What Happens When You Get a DUI

You’ve had a drink or two more than you planned. Still, you think you’re ok to drive. That is, until you see the red and blue lights flashing in your rearview mirror. At that moment, you’d do anything to undo your poor decision. But it’s too late.

The first thing you should realize after you get a DUI is that it could have been far worse. If your driving was erratic enough to catch the attention of a police officer, you could have caused a very serious accident.

Although things aren’t good for you at the moment, you will make it through – and never make this mistake again. Here’s what happens when you get a DUI:

  1. You’ll get arrested – After failing a sobriety test or breathalyzer test, the officer will issue a summons or ticket with a court date. He or she will then slap the cuffs on and take you back to the station. You’ll have to stand for a mugshot and be fingerprinted. Depending on your state’s laws, you may then get to go home if someone comes to post your bail. Some states have laws that require you to sober up before you go home.
  2. Consult with a DUI attorney – There are many ways to beat a DUI charge. An experienced DUI defense lawyer will know how to evaluate your case to look for ways to get critical evidence tossed out or the case dismissed. Most attorneys will give you a free initial consultation to see if you have basis to fight the DUI charge.
  3. You’ll lose driving privileges – Regardless of your driving or criminal history, expect to lose your driving privileges for a period of time.

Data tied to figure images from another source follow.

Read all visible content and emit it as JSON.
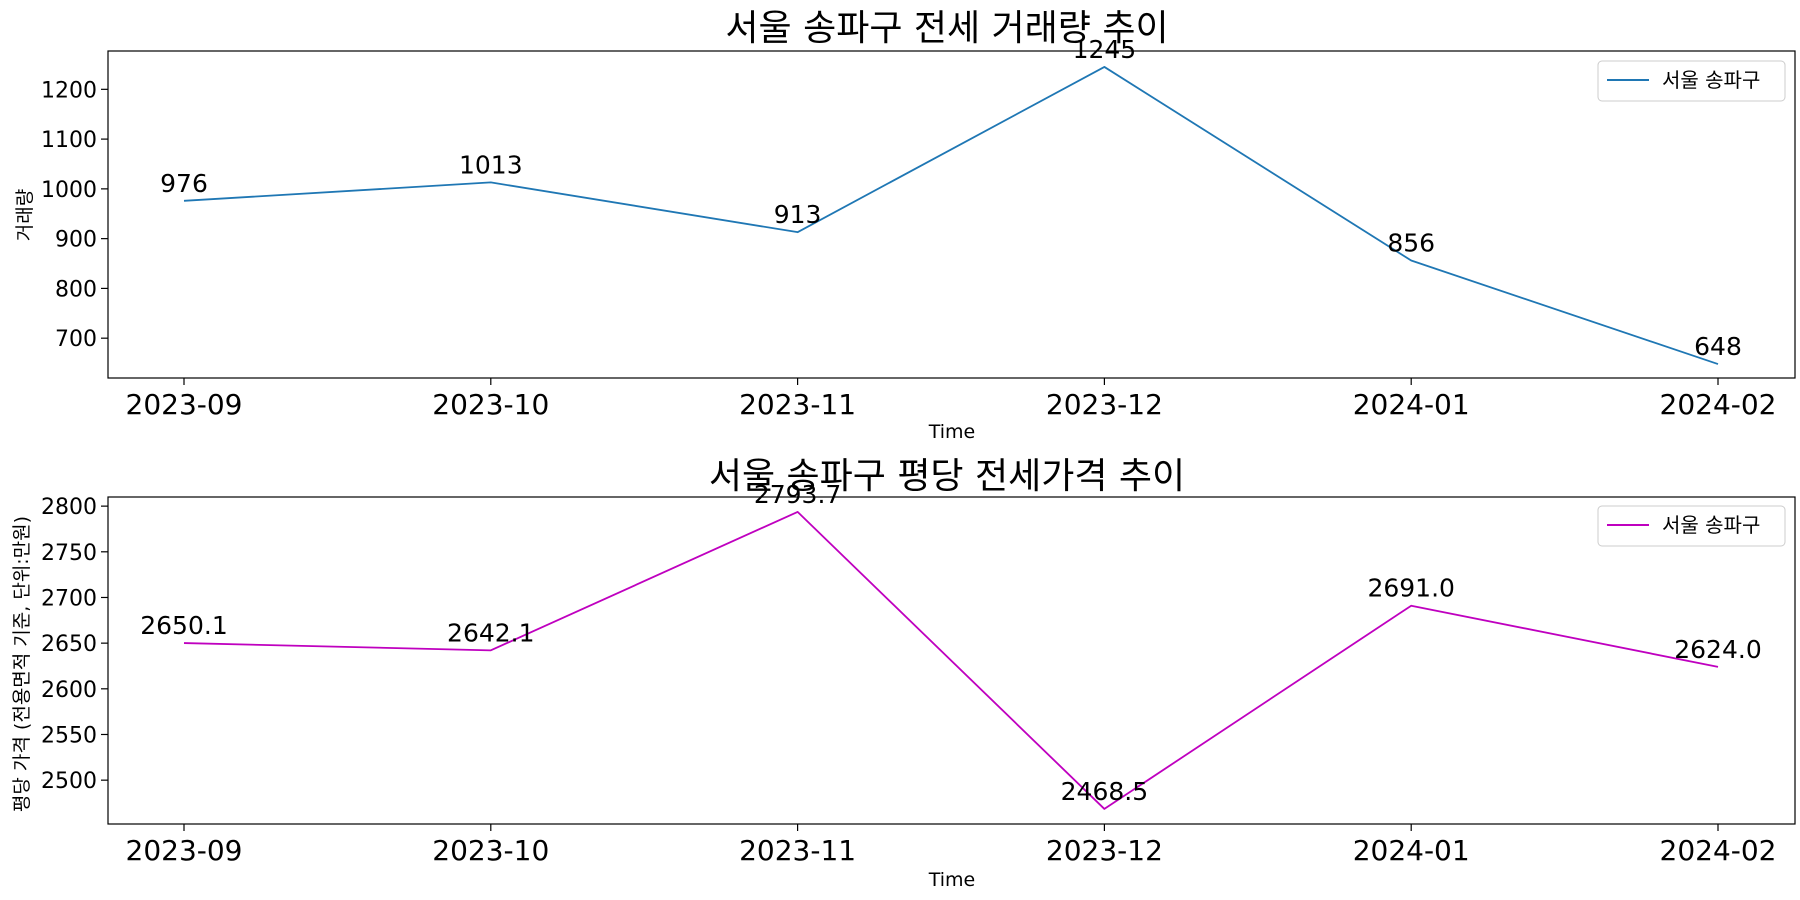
{
  "chart_data": [
    {
      "type": "line",
      "title": "서울 송파구 전세 거래량 추이",
      "xlabel": "Time",
      "ylabel": "거래량",
      "categories": [
        "2023-09",
        "2023-10",
        "2023-11",
        "2023-12",
        "2024-01",
        "2024-02"
      ],
      "series": [
        {
          "name": "서울 송파구",
          "color": "#1f77b4",
          "values": [
            976,
            1013,
            913,
            1245,
            856,
            648
          ]
        }
      ],
      "data_labels": [
        "976",
        "1013",
        "913",
        "1245",
        "856",
        "648"
      ],
      "yticks": [
        "700",
        "800",
        "900",
        "1000",
        "1100",
        "1200"
      ],
      "ylim": [
        620,
        1277
      ],
      "legend": "top-right",
      "grid": false
    },
    {
      "type": "line",
      "title": "서울 송파구 평당 전세가격 추이",
      "xlabel": "Time",
      "ylabel": "평당 가격 (전용면적 기준, 단위:만원)",
      "categories": [
        "2023-09",
        "2023-10",
        "2023-11",
        "2023-12",
        "2024-01",
        "2024-02"
      ],
      "series": [
        {
          "name": "서울 송파구",
          "color": "#bf00bf",
          "values": [
            2650.1,
            2642.1,
            2793.7,
            2468.5,
            2691.0,
            2624.0
          ]
        }
      ],
      "data_labels": [
        "2650.1",
        "2642.1",
        "2793.7",
        "2468.5",
        "2691.0",
        "2624.0"
      ],
      "yticks": [
        "2500",
        "2550",
        "2600",
        "2650",
        "2700",
        "2750",
        "2800"
      ],
      "ylim": [
        2452,
        2810
      ],
      "legend": "top-right",
      "grid": false
    }
  ]
}
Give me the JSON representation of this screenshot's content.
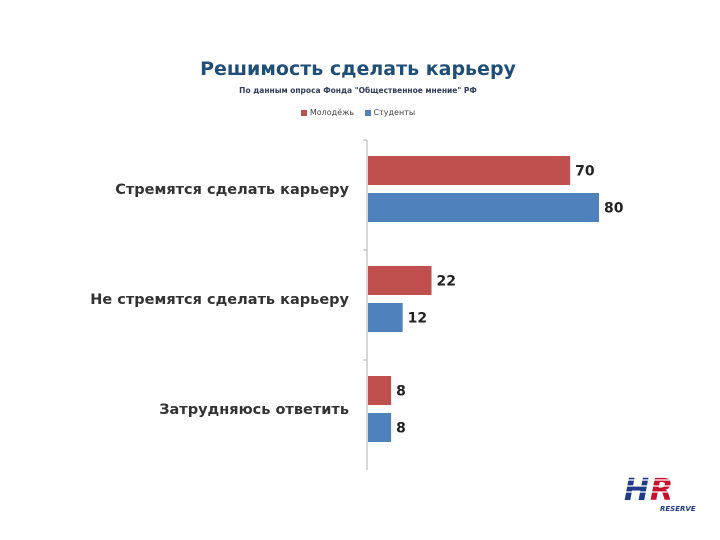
{
  "chart_data": {
    "type": "bar",
    "orientation": "horizontal",
    "title": "Решимость сделать карьеру",
    "subtitle": "По данным опроса Фонда \"Общественное мнение\" РФ",
    "categories": [
      "Стремятся сделать карьеру",
      "Не стремятся сделать карьеру",
      "Затрудняюсь ответить"
    ],
    "series": [
      {
        "name": "Молодёжь",
        "color": "#c0504d",
        "values": [
          70,
          22,
          8
        ]
      },
      {
        "name": "Студенты",
        "color": "#4f81bd",
        "values": [
          80,
          12,
          8
        ]
      }
    ],
    "xlim": [
      0,
      80
    ],
    "grid": false,
    "legend_position": "top"
  },
  "logo": {
    "text": "HR",
    "subtext": "RESERVE",
    "colors": [
      "#1f3a8a",
      "#c8102e"
    ]
  }
}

In some states, you may receive a hardship license that allows you to drive to school and/or work. Your driving privileges will typically be revoked in court, but if you refused a sobriety test or breathalyzer, they might be revoked immediately.
  4. Pay a fine – If you’re convicted of driving while under the influence, you will receive a sentence that will most definitely include a fine. There are minimum and maximum penalties that vary by state, but these could be enhanced if there are additional charges.
  5. Go to jail – As laws become stricter nationwide, jail time is becoming mandatory for even first-time offenders in many states. If you’re a first-time offender, your jail time may only span a day or two. Still, you should expect to serve some time in jail. If there are any charges above the DUI, such as damaged property or personal injury, you may be looking at a steeper sentence.
  6. Complete probation – even if you’ve only spent one day in jail, you should expect to adhere to probationary terms that will be set by the sentencing judge. If you don’t meet your outlined terms, you’ll be sent back to jail.

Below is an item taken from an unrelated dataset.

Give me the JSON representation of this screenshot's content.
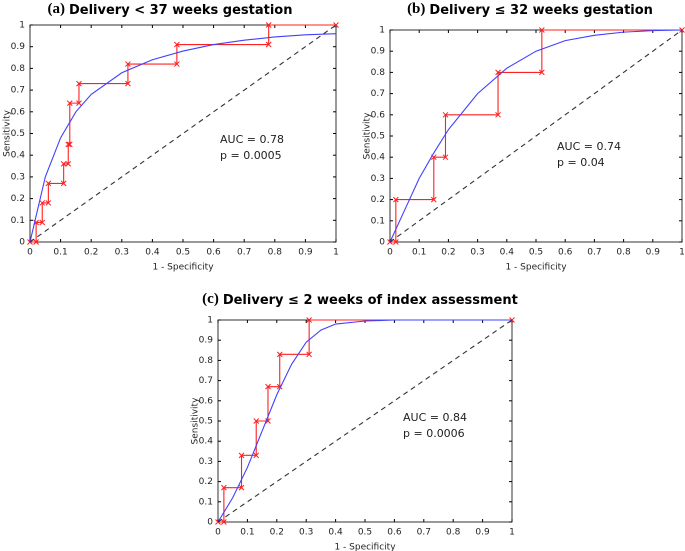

After you’ve completed probation, or maybe during, you may also be required to take a drunk driving education program before you can get your license back. You will also be required to pay higher car insurance premiums after a DUI.

A DUI could be the result of one poor choice by an otherwise responsible person, but it could also be an indication that there’s a problem. If you have more than one DUI or are in the habit of driving under the influence, you may need to evaluate your relationship with alcohol. Accepting you have a problem is the first step to getting help.

Always remember that driving drunk is never your only option. Rideshares, public transportation or even sleeping it off in your car are all better options than getting a conviction.